L'assolement est quadriennal dans les terres sablonneuses et les

terres calaires (30 à 40% chaux); il dure 5 ans dans les terres

argileuses.

 

Il existe annuellement 56 hectares de achères.

 

Les engrais employés sont le fumier de ferme, les superphosphates,

l'azotate et le nitrate de soude, les tourteaux, les sols

ammoniacaux, le salpêtre, le guano, les boues et immondices

divers.

 

Les principaux instruments aratoires sont: les charrues bisocs,

les houes à cheval, les machines à battre, les semoirs mécaniques,

les faucheuses mécaniques et les râteaux à cheval.

 

405 hectares sont cultivés en céréales:

 

- 175 hectares en blé

- 100 hectares en seigle

- 10 hectares en méteil

- 10 hectares en orge

- 110 hectares en avoine

 

Il n'y a pas de véritables prairies naturelles, 7 hectares sont

occupés par des herbages permanents patûrés; les prairies

artificielles occupent 105 hectares; 40 hectares sont en outre

cultivés en fourrages annuels.

 

Il y avait autrefois un vaste étang dit de "St Lambert", qui

s'étendait jusqu'au territoire de Couvron; il est desséché et il

n'en reste plus trace.

 

I) Les cultures

 

 

63 hectares sont plantés en pommiers, poiriers et cerisiers;

beaucoup de ces arbres ont été gelés pendant le rigoureux hiver de

1879-1880. On replante les arbres détruits. La vigne qui était

cultivée en 1204 ne l'est plus depuis un temps immémorial.

 

Il n'y a pas de houblonnière; 250 hectares à sucre; cette racine

donne en moyenne un rendement de 300 à 350 quintaux à l'hectare.

 

Les autres plantes cultivées sont dans les champs, la pomme de

terre et la betterave fourragère; dans les jardins, le spois, les

haricots et les carottes.

 

12 hectares de taillis sous futaie ont été défrichés en 1841 et en

1850, mais 3 hectares ont été replantés depuis.

 

 

II) Les biens communaux

 

La partie des biens communaux dite "les usages" (34 ha 78a et 20

ca) a été partagée entre les habitants, à raison de 5 ares ou 10

verges par individu existant (en 1804 ou l'an XII).

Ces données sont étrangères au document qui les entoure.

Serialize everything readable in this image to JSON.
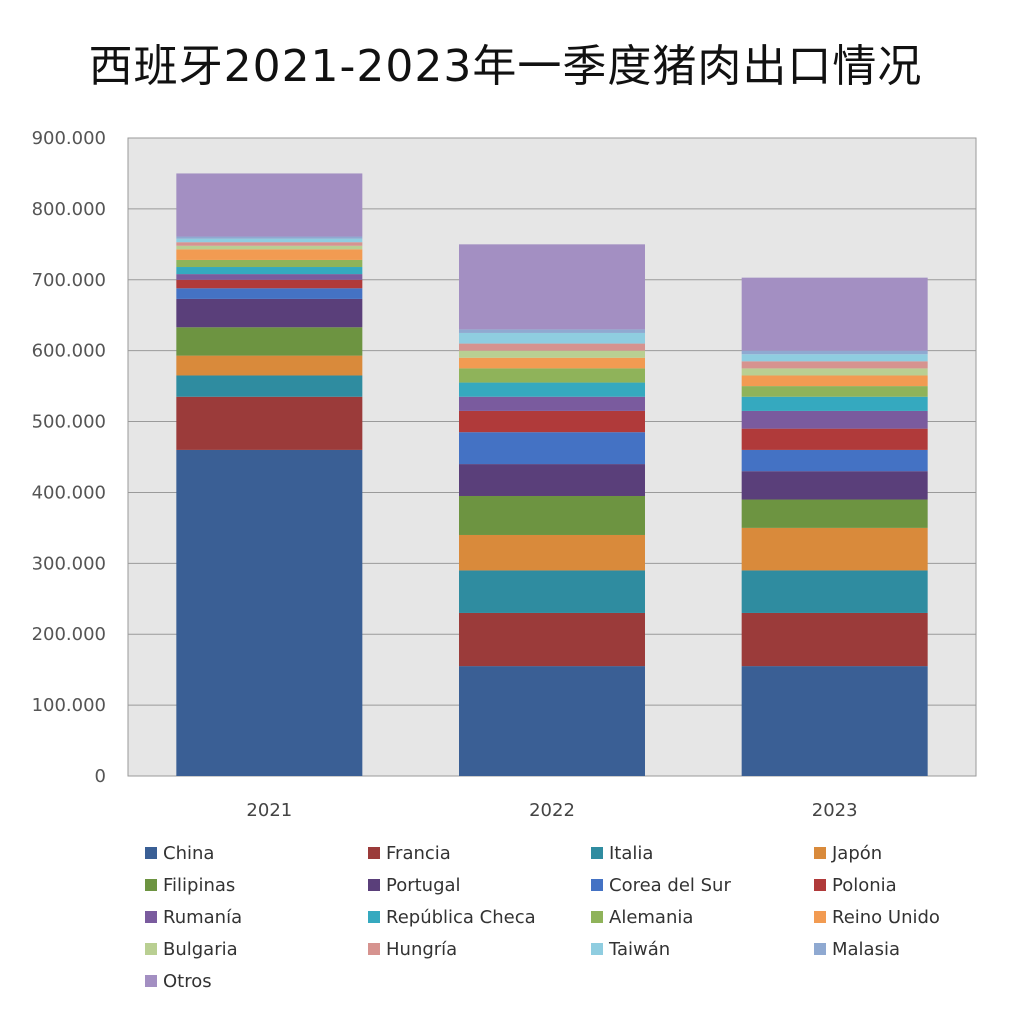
{
  "title": "西班牙2021-2023年一季度猪肉出口情况",
  "chart_data": {
    "type": "bar",
    "stacked": true,
    "categories": [
      "2021",
      "2022",
      "2023"
    ],
    "ylim": [
      0,
      900000
    ],
    "yticks": [
      "0",
      "100.000",
      "200.000",
      "300.000",
      "400.000",
      "500.000",
      "600.000",
      "700.000",
      "800.000",
      "900.000"
    ],
    "ytick_values": [
      0,
      100000,
      200000,
      300000,
      400000,
      500000,
      600000,
      700000,
      800000,
      900000
    ],
    "grid": true,
    "legend_position": "bottom",
    "series": [
      {
        "name": "China",
        "color": "#3a5f95",
        "values": [
          460000,
          155000,
          155000
        ]
      },
      {
        "name": "Francia",
        "color": "#9b3b3a",
        "values": [
          75000,
          75000,
          75000
        ]
      },
      {
        "name": "Italia",
        "color": "#2f8ca0",
        "values": [
          30000,
          60000,
          60000
        ]
      },
      {
        "name": "Japón",
        "color": "#d98a3b",
        "values": [
          28000,
          50000,
          60000
        ]
      },
      {
        "name": "Filipinas",
        "color": "#6d9441",
        "values": [
          40000,
          55000,
          40000
        ]
      },
      {
        "name": "Portugal",
        "color": "#5a3f7a",
        "values": [
          40000,
          45000,
          40000
        ]
      },
      {
        "name": "Corea del Sur",
        "color": "#4472c4",
        "values": [
          15000,
          45000,
          30000
        ]
      },
      {
        "name": "Polonia",
        "color": "#b03a3a",
        "values": [
          12000,
          30000,
          30000
        ]
      },
      {
        "name": "Rumanía",
        "color": "#7a5b9e",
        "values": [
          8000,
          20000,
          25000
        ]
      },
      {
        "name": "República Checa",
        "color": "#35a9bf",
        "values": [
          10000,
          20000,
          20000
        ]
      },
      {
        "name": "Alemania",
        "color": "#8fb35a",
        "values": [
          10000,
          20000,
          15000
        ]
      },
      {
        "name": "Reino Unido",
        "color": "#f29b52",
        "values": [
          15000,
          15000,
          15000
        ]
      },
      {
        "name": "Bulgaria",
        "color": "#b9cf92",
        "values": [
          5000,
          10000,
          10000
        ]
      },
      {
        "name": "Hungría",
        "color": "#d6938f",
        "values": [
          5000,
          10000,
          10000
        ]
      },
      {
        "name": "Taiwán",
        "color": "#8fcde0",
        "values": [
          5000,
          15000,
          10000
        ]
      },
      {
        "name": "Malasia",
        "color": "#8fa9d1",
        "values": [
          3000,
          5000,
          5000
        ]
      },
      {
        "name": "Otros",
        "color": "#a38fc2",
        "values": [
          89000,
          120000,
          103000
        ]
      }
    ]
  }
}
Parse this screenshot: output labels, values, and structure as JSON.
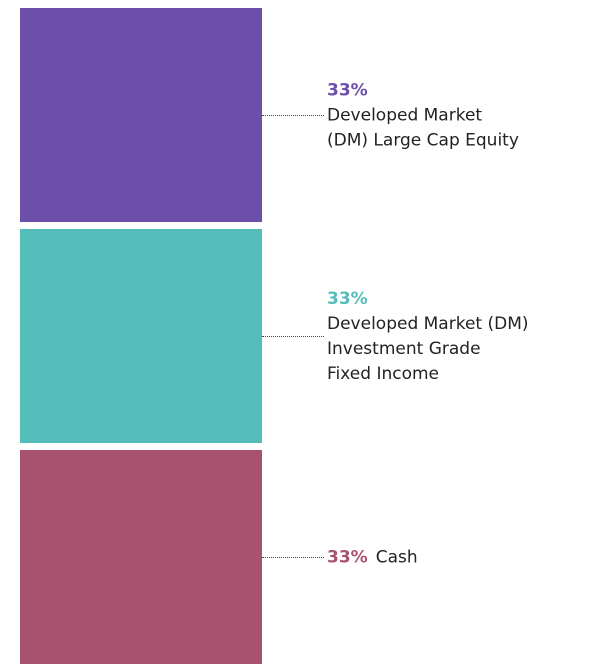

Une autre partie a été vendue en 1877.

Il n'en existe plus que 5 ha 88 a qui sont loués.

 

 

III) Les animaux

 

Il y a, à Couvron, 120 chevaux de tout âge, 90 boeufs et taureaux,

70 vaches, 2200 moutons (races du pays), 45 porcs et 12 chèvres.

Le nombre de ruches en activité est de 60. Les animaux nuisibles

sont: le renard, le lapin, le rat, le loir, la souris, le mulot,

le ver blanc et le hanneton, les sauterelles, la courtillière,

l'altise etc...

Les insectes utiles sont: l'abeille, la scarabé doré, le fourmi-

lion, les brachelytres (les claviscornes ou silpha staphylium),

les coccinelles, les cantharules, les carabides suivants:

carabus auratus, monilis, procustres, horpalus, féronia.

 

La chasse n'est soumise à aucune condition particulière, les

propriètaires chassent sur les propriétés qui leur appartiennent.

 

IV) Les industries

 

Il n'existe sur le territoire qu'une raperie. Les ouvriers occupés

dans les sucreries reçoivent un salaire plus élevé; mais obligés

de fournir un travail plus fatiguant, ils essaient de réparer

leurs forces par un régime alimentaire plus couteux, qui détériore

leur santé et ne leur permet de réaliser aucune économie.